Fact sheet - Glossary

Updated 6 Sep 2016
Candidate
A person who has been nominated for election.
Compulsory voting
Every Australian citizen of 18 years and over must enrol and vote at elections and referendums.
Electorate
An area represented by one or more members of parliament. Also known as a seat, division or a constituency. For ACT Legislative Assembly elections there are five electorates: Brindabella, Ginninderra, Murrumbidgee, Kurrajong and Yerrabi.
Excluded candidate
A candidate who is taken out of the count of votes because he or she has fewer votes than any other candidate.
Exhausted vote
A ballot paper that can no longer be distributed because no preferences are shown for any candidates remaining in the count.
Formal vote
A ballot paper which has been marked correctly. In the ACT under Hare-Clark electors must use numbers to show their preferences. Electors are asked to vote for at least as many candidates as there are vacancies in their electorate. See informal vote.
Government
The political party or coalition of parties which is led by the Chief Minister. 
Hare-Clark
An electoral system which draws its name from two men: Thomas Hare (1806-1891), an English solicitor who wrote a famous book on proportional representation and Andrew Inglis Clark (1848-1907), a Tasmanian Attorney-General who introduced proportional representation into State law. A fact sheet What is the Hare-Clark Electoral System? is available.
Informal vote
A ballot paper which has not been marked correctly. In the ACT, examples of informal votes include: a ballot paper with no first preference; a ballot paper with two or more first preferences; or a ballot paper where the name of the voter can be identified.
Legislative Assembly
The lower house of some parliaments and the only house in the ACT. A total of 25 Members are elected from five electorates to represent the citizens of the ACT and make decisions on their behalf.
Minority government
A government formed by a party or a coalition of parties (two or more parties) when they don't have a parliamentary majority.
MLA
A Member of the Legislative Assembly.
Opposition
The Legislative Assembly members of the major political party or coalition who oppose the government.
Parliament
The political assembly in which elected representatives debate and vote upon proposed laws. The word 'parliament' comes from 15th century English, and from a French word meaning 'talking place'. In the ACT, the Legislative Assembly is the parliament.
Preferential voting
A voting system which allows voters to list candidates in order of preference. For example if a voter's first choice is for an excluded candidate, the voter's second choice will be counted. If the voter's second choice is also for an excluded candidate, the voter's third choice will be counted, and so on.

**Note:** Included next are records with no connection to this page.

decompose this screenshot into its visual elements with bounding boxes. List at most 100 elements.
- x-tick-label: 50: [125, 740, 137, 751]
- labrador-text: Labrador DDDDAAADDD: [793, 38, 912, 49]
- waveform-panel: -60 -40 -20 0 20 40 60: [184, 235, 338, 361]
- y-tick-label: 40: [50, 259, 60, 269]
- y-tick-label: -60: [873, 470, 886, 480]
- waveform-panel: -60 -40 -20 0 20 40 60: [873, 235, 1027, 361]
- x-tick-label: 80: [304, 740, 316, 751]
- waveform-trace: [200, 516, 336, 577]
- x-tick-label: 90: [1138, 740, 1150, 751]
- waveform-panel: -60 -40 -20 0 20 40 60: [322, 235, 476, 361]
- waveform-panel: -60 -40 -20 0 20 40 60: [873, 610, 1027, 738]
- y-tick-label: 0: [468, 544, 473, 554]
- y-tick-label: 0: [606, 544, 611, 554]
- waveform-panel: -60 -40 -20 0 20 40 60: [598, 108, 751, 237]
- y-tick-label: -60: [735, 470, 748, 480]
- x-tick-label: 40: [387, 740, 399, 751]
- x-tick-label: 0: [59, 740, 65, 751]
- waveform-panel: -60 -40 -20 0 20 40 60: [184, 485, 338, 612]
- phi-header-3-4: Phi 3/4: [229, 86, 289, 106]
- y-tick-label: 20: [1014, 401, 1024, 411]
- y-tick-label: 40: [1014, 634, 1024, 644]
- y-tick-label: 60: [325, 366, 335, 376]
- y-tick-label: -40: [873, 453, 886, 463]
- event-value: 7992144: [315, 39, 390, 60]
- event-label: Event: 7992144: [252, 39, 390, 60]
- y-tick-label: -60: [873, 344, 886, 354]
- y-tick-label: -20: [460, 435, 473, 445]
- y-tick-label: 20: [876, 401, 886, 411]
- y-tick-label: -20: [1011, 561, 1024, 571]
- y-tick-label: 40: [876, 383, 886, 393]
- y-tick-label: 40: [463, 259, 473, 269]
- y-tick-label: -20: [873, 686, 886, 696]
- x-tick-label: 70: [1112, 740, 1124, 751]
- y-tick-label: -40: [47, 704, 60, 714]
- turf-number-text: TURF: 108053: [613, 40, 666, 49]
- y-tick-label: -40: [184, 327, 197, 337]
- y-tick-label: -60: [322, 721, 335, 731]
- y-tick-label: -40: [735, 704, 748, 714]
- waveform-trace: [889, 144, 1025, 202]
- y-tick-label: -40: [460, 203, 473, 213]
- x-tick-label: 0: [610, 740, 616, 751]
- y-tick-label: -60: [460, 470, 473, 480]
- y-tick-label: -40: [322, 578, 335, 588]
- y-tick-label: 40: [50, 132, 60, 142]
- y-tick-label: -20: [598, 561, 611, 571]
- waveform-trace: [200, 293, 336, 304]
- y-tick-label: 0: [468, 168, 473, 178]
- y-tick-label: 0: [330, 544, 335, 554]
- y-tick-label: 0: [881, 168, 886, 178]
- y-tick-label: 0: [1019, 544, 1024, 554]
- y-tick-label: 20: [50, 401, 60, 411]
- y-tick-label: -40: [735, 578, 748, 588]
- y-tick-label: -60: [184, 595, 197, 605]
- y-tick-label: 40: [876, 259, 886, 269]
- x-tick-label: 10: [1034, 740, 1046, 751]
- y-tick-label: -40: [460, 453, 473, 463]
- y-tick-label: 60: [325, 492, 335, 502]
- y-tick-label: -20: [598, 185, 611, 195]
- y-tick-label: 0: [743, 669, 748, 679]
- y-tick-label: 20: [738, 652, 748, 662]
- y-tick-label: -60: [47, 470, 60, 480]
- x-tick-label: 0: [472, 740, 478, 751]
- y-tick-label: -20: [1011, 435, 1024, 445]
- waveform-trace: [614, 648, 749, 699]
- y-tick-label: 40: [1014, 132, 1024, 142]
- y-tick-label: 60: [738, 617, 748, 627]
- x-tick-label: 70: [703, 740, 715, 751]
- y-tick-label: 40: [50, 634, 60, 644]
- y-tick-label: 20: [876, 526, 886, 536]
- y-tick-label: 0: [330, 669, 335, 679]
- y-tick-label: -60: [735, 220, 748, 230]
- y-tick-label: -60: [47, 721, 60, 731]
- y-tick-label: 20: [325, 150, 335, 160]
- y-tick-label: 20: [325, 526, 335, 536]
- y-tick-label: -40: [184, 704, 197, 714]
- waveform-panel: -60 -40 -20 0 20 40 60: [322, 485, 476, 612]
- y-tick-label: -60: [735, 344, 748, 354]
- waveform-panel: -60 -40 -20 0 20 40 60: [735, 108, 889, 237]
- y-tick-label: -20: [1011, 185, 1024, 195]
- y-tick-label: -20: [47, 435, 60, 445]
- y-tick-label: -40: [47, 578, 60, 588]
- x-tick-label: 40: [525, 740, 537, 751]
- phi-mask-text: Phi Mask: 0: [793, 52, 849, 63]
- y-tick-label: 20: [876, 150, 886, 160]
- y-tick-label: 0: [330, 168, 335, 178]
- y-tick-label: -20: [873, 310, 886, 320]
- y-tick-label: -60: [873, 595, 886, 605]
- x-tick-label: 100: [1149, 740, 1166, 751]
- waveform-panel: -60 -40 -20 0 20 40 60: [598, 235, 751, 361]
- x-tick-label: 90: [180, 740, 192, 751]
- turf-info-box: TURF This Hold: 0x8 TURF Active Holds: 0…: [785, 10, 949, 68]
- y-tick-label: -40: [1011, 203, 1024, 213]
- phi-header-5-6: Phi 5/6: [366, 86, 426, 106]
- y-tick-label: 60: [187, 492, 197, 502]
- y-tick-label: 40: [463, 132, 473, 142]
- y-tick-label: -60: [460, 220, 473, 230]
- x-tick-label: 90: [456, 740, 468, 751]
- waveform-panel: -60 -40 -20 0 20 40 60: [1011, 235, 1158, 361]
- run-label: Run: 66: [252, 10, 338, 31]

Proportional representation
Used when more than one candidate is to be elected in one electorate. Each elected candidate represents the same proportion of voters as each other elected candidate.
Quota
The number of votes a candidate has to receive in order to be elected.
Redistribution
A redrawing of electoral boundaries which aims to ensure that, as nearly as practicable, each ACT electorate gains representation in the ACT Legislative Assembly in proportion to the electorate's voting population.
Referendum
A process of referring a matter proposed or passed by a legislative body to the electorate to vote for approval or rejection.
Robson Rotation
Where the names in each column of candidates are printed in different orders on consecutive ballot papers so that no candidate in a column has the advantage of appearing in the same position on every ballot paper.
Scrutineer
A person appointed by the candidate to observe voting and the counting of ballot papers to ensure that the process is conducted properly.
Surplus votes
Those votes that a candidate receives in excess of the quota. They are distributed to other candidates according to the further preferences indicated on the ballot papers by those voters.